Por Jesús Delgado Guerrero
El asesinato de una persona, hombre o mujer, debe ser condenado con toda energía y sancionado con todo rigor. Si se trata de un periodista o una periodista amerita un trato distinto, que no privilegiado, porque están implícitas garantías fundamentales que la sociedad de ningún país, democrático o semidemocrático, puede darse el lujo de perder, entre ellas la libertad (de hacer, de decir, esto sin más límite que la libertad del otro y las normas acordadas entre todos).
Sabia fue la advertencia del famoso desfacedor de entuertos a su escudero, cuando le dijo:
“La libertad Sancho, es uno de los más preciosos dones que a los hombres dieron los cielos; con ella no pueden igualarse los tesoros que encierra la tierra ni el mar encubre; por la libertad así como por la honra se puede y debe aventurar la vida, y, por el contrario, el cautiverio es el mayor mal…” (Capítulo LVIII, Segunda Parte).
En efecto, es “uno de los dones más preciosos” y apreciados, digno de defenderse con todo.
Por ello, el Estado -entendido como gobierno y sociedad- está obligado a no permanecer cruzado de brazos cuando condenables hechos como los sucedidos durante el mes que corre, están dirigidos contra hombres y mujeres dedicados al ejercicio del periodismo, uno de los brazos indispensables de esa libertad.
El gobierno federal y las autoridades estatales y locales involucradas en estos casos, harán bien en llegar al fondo y esclarecer los móviles de los mismos, capturando y sancionando a los culpables materiales e intelectuales, no dejando estos ni otros capítulos en la impunidad.
Este ha sido el problema ancestral, asumido (censurablemente) casi como una “tradición”, no sólo en episodios en los que las víctimas son periodistas, sino miembros de la sociedad en general, hombres y mujeres por igual, menores de edad incluidos.
Y este es el fenómeno que las autoridades actuales, responsables de perseguir y castigar estos delitos, están obligadas a combatir.
Los asesinatos de la periodista Lourdes Maldonado, sucedido el pasado domingo en Tijuana, el del fotoreportero Margarito Martinez, también en registrado en esa ciudad fronteriza el 17 de este mes y el de Luis Gamboa, en Veracruz, el día 10, han generado indignación.
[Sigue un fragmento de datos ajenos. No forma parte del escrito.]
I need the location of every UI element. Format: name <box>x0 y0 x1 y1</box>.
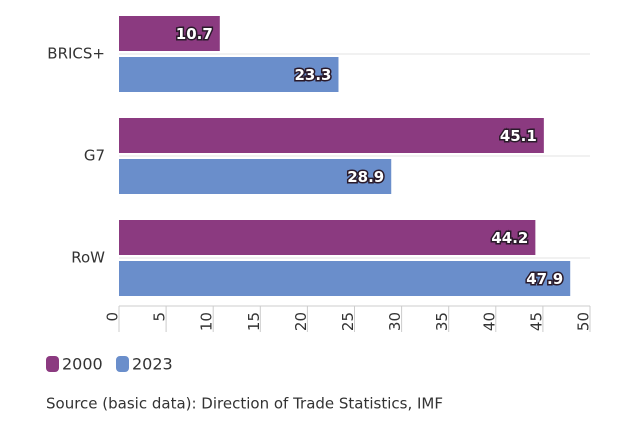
x-tick-label: 45 <box>527 312 545 331</box>
y-tick-label: RoW <box>71 249 105 267</box>
x-tick-label: 30 <box>386 312 404 331</box>
x-tick-label: 0 <box>104 312 122 322</box>
x-tick-label: 40 <box>480 312 498 331</box>
value-label: 10.7 <box>176 25 213 43</box>
bar <box>119 261 571 296</box>
legend-swatch <box>116 356 129 372</box>
x-tick-label: 25 <box>339 312 357 331</box>
x-tick-label: 50 <box>575 312 593 331</box>
x-tick-label: 10 <box>198 312 216 331</box>
value-label: 23.3 <box>294 66 331 84</box>
value-label: 45.1 <box>500 127 537 145</box>
legend-swatch <box>46 356 59 372</box>
source: Source (basic data): Direction of Trade … <box>46 395 443 413</box>
x-tick-label: 5 <box>151 312 169 322</box>
legend-label: 2000 <box>62 355 103 374</box>
bar <box>119 57 339 92</box>
x-tick-label: 15 <box>245 312 263 331</box>
bar <box>119 16 220 51</box>
bar <box>119 118 544 153</box>
bar <box>119 159 392 194</box>
bar <box>119 220 536 255</box>
legend-label: 2023 <box>132 355 173 374</box>
value-label: 28.9 <box>347 168 384 186</box>
y-tick-label: BRICS+ <box>47 45 105 63</box>
value-label: 44.2 <box>491 229 528 247</box>
x-tick-label: 20 <box>292 312 310 331</box>
value-label: 47.9 <box>526 270 563 288</box>
x-tick-label: 35 <box>433 312 451 331</box>
y-tick-label: G7 <box>84 147 105 165</box>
En todo el país, integrantes del gremio se han movilizado para exigir justicia.
No puede ser de otra manera. Porque desde hace varios años la acumulación de expedientes sólo han confirmado que el ejercicio del periodismo es una de las profesiones de más alto riesgo en nuestro país, y de las más indefensas, principalmente en las “grandes empresas” de “información” (salarios miserables y cero prestaciones sociales, todo a cambio de jornadas laborales propias de la esclavitud, acoso interno y externo, entre otras).
Desde ahí empieza el ataque a la libertad (y esto se calla o se simula) y culmina con la violencia más extrema que “se puede ejercer” contra la o el periodista. Y este es, insisto, el verdadero problema: “se puede”. Por eso grupos criminales o de interés se dan vuelo, porque también “pueden” y no se les pone freno.
Es de esperarse que la actuación del gobierno, específicamente el federal, esclarezca con toda puntualidad los asesinatos contra periodistas, no sólo como una forma de sacudirse la insidia y la cizaña de sus naturales malquerientes, sino como parte de las obligadas tareas que le fueron encomendadas y que libremente aceptó: cumplir y hacer cumplir la ley.